The risk of U.K. profit diversion arising where an exempt finance company lends funds back to a U.K. group company is also noted. Despite the fact that the worldwide debt cap rules were recently introduced to target exactly this situation, the document proposes that, where a finance company makes such a loan, it would either not be an exempt entity or the U.K. income would not be eligible for exemption.
In addition, the document notes that artificial diversion of U.K. profit can exist where a trading company (that would otherwise be exempt) holds an uncommercially high level of surplus cash. By lending this cash elsewhere in the group (and generating an investment return), there is a concern that this is eroding the U.K. base. Therefore, it is proposed that, where the amount of interest earned by a trading company is more than "incidental or ancillary" (to be defined), the excess would be subject to a CFC charge. This indicates a move away from the current approach where either all or none of the income of the CFC is subject to a potential CFC charge. This proposal could be seen as relatively controversial and debate will be needed to ensure any moves are restricted only to cases of potential abuse.
Intellectual propertyThe proposals in this area suggest that, where active management of IP is taking place offshore (as opposed to passive investment), this should be exempt from the CFC rules. In considering the question of active management, it is proposed that various characteristics of the IP company, as well as its general substance, should be considered, e.g. the relevant expertise of the company.
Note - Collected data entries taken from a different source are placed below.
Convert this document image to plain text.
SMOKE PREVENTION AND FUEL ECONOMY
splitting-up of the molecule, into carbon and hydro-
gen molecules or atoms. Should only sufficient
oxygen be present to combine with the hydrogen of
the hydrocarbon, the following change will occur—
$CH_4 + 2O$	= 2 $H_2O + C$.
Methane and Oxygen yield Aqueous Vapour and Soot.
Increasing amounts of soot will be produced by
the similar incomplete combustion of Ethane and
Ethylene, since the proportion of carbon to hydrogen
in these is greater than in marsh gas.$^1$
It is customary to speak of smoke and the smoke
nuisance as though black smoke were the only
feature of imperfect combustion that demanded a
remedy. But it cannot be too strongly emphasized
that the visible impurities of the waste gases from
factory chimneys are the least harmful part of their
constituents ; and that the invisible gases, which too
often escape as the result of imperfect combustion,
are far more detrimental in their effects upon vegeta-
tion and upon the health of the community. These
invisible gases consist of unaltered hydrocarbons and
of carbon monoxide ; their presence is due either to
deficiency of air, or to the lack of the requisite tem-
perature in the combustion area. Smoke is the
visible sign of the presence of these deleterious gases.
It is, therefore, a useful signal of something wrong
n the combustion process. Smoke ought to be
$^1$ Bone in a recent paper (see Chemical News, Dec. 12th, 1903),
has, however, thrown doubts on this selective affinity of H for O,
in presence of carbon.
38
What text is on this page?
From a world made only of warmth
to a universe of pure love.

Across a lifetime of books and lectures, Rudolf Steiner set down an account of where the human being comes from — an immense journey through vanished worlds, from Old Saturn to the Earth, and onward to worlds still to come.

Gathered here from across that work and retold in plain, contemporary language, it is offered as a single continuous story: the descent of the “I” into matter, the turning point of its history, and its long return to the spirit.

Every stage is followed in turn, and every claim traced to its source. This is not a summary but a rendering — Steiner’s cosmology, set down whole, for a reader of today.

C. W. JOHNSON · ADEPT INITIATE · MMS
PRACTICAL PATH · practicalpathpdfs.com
In addition, there is a suggestion that, where IP has no connection to the U.K., it should also be exempt.
Where IP is transferred out of the U.K. at a point when its value cannot be accurately determined (e.g. early in the development stage), the document notes the concern that the tax on exit may have undervalued the IP. Therefore, the document proposes a finite earn-out period over which a U.K. charge could apply if the IP significantly increases in value. Clearly, this creates the risk of a potential "double" U.K. tax charge. HMRC has confirmed that double taxation is not its intention and that it does not want the active management exemption for IP to encourage groups to hold such assets outside of the U.K. in the future. Instead, it wishes to promote the U.K. through a more attractive taxation regime (e.g. the proposed patent box).
EU compatibilityThe document suggests a revised motive test that, together with the hoped for "proportionality" of the objective exemptions, should ensure that the new regime is compatible with the EU treaty. As a result, HMRC and HMT do not expect it to apply to U.K. companies. The proposal is to exempt subsidiaries that are properly established overseas and are not intended to divert U.K. profit; the suggestion is that the commercial (non-tax) rationale for the company would need to be demonstrated. It is interesting to note, however, that the recent jurisprudence in the Cadbury and Vodafone cases did not place importance on the motive underlying the establishment of a subsidiary in an EU Member State, but rather emphasized the importance of conducting genuine economic activities. Therefore, it is unclear how this meets the objective of EU compliance.